Excitation of Skeletal Muscle: Neuromuscular Transmission and Excitation-Contraction Coupling

  • Skeletal muscle fibers are innervated by large myelinated nerve fibers originating from motoneurons in the spinal cord.
  • Each nerve fiber branches, typically stimulating 3-hundreds of muscle fibers
  • Each nerve ending forms a neuromuscular junction with the muscle fiber near its midpoint.
  • Two percent of muscle fibers have more than one junction.
  • The neuromuscular junction is also called the motor end plate.

Physiology of the Neuromuscular Junction

  • Nerve terminals invaginate into the muscle fiber surface, but remain outside the plasma membrane.
  • The motor end plate is insulated by Schwann cells.
  • The invaginated muscle membrane is called the synaptic gutter or synaptic trough.
  • The space between the terminal and fiber membrane is the synaptic space/cleft (20-30 nanometers).
  • Subneural clefts in the gutter increase surface area for transmitter action.
  • Mitochondria in the axon terminal supply ATP for acetylcholine synthesis.
  • Acetylcholine is rapidly absorbed into synaptic vesicles.
  • Acetylcholinesterase in the synaptic space destroys acetylcholine.
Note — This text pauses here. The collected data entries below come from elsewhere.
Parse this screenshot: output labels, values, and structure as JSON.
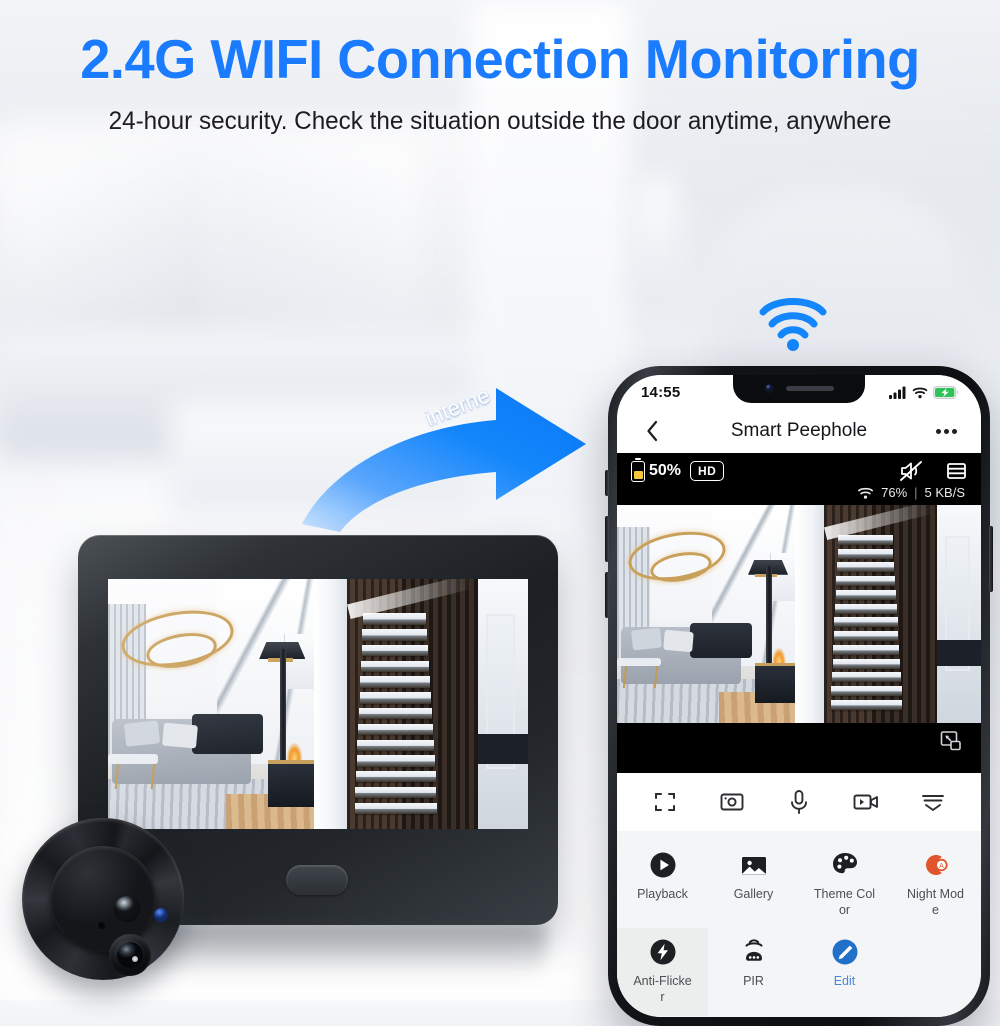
{
  "hero": {
    "headline": "2.4G WIFI Connection Monitoring",
    "subheadline": "24-hour security. Check the situation outside the door anytime, anywhere",
    "headline_color": "#1a7bff",
    "subheadline_color": "#1d1d1f"
  },
  "connection": {
    "arrow_label": "interne",
    "arrow_color": "#1386fb",
    "wifi_icon": "wifi-icon",
    "wifi_color": "#1386fb"
  },
  "device": {
    "name": "peephole-monitor",
    "home_button": "home-button",
    "camera_module": {
      "name": "camera-module",
      "pir_sensor": "pir-dome-sensor",
      "led": "status-led",
      "led_color": "#2f55b4",
      "microphone": "microphone-hole",
      "lens": "camera-lens"
    }
  },
  "phone": {
    "status_bar": {
      "time": "14:55",
      "signal_icon": "cellular-signal-icon",
      "wifi_icon": "wifi-icon",
      "battery_icon": "battery-charging-icon",
      "battery_color": "#2fc25b"
    },
    "header": {
      "back_icon": "chevron-left-icon",
      "title": "Smart Peephole",
      "more_icon": "more-options-icon"
    },
    "video_toolbar": {
      "battery_icon": "battery-icon",
      "battery_level": "50%",
      "battery_fill_color": "#f5c63c",
      "quality_badge": "HD",
      "mute_icon": "speaker-muted-icon",
      "list_icon": "stream-list-icon",
      "network_wifi_icon": "wifi-icon",
      "network_strength": "76%",
      "network_divider": "|",
      "network_speed": "5 KB/S"
    },
    "video": {
      "pip_icon": "picture-in-picture-icon"
    },
    "controls": [
      {
        "icon": "fullscreen-icon",
        "name": "fullscreen-button"
      },
      {
        "icon": "snapshot-icon",
        "name": "snapshot-button"
      },
      {
        "icon": "microphone-icon",
        "name": "talk-button"
      },
      {
        "icon": "record-video-icon",
        "name": "record-button"
      },
      {
        "icon": "collapse-icon",
        "name": "collapse-button"
      }
    ],
    "features": [
      {
        "label": "Playback",
        "icon": "play-circle-icon",
        "accent": false,
        "highlight": false
      },
      {
        "label": "Gallery",
        "icon": "image-icon",
        "accent": false,
        "highlight": false
      },
      {
        "label": "Theme Color",
        "icon": "palette-icon",
        "accent": false,
        "highlight": false
      },
      {
        "label": "Night Mode",
        "icon": "night-mode-icon",
        "accent": false,
        "highlight": false
      },
      {
        "label": "Anti-Flicker",
        "icon": "flash-icon",
        "accent": false,
        "highlight": true
      },
      {
        "label": "PIR",
        "icon": "pir-sensor-icon",
        "accent": false,
        "highlight": false
      },
      {
        "label": "Edit",
        "icon": "edit-pencil-icon",
        "accent": true,
        "highlight": false
      }
    ]
  }
}
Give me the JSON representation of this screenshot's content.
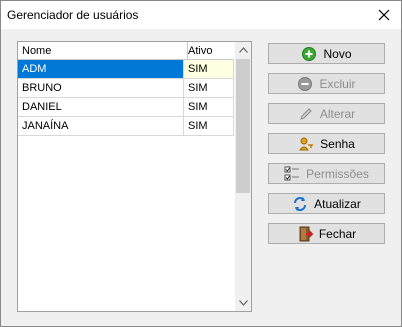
{
  "window": {
    "title": "Gerenciador de usuários"
  },
  "grid": {
    "columns": [
      "Nome",
      "Ativo"
    ],
    "rows": [
      {
        "nome": "ADM",
        "ativo": "SIM"
      },
      {
        "nome": "BRUNO",
        "ativo": "SIM"
      },
      {
        "nome": "DANIEL",
        "ativo": "SIM"
      },
      {
        "nome": "JANAÍNA",
        "ativo": "SIM"
      }
    ],
    "selected_row": 0
  },
  "buttons": {
    "novo": "Novo",
    "excluir": "Excluir",
    "alterar": "Alterar",
    "senha": "Senha",
    "permissoes": "Permissões",
    "atualizar": "Atualizar",
    "fechar": "Fechar"
  },
  "icons": {
    "novo": "plus-circle-icon",
    "excluir": "minus-circle-icon",
    "alterar": "pencil-icon",
    "senha": "key-user-icon",
    "permissoes": "checklist-icon",
    "atualizar": "refresh-icon",
    "fechar": "exit-door-icon"
  },
  "colors": {
    "selection": "#0078d7",
    "selection_cell": "#ffffe1",
    "accent_green": "#3aa935"
  }
}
Secretion of Acetylcholine

  • Nerve impulses trigger the release of about 125 acetylcholine vesicles into the synaptic space.
  • Voltage-gated calcium channels open upon action potential arrival.
  • Calcium ions diffuse from the space, attracting acetylcholine vesicles to the neural membrane.
  • Vesicles fuse with the membrane and release acetylcholine via exocytosis.
  • Calcium ion entry is the key stimulus for acetylcholine release.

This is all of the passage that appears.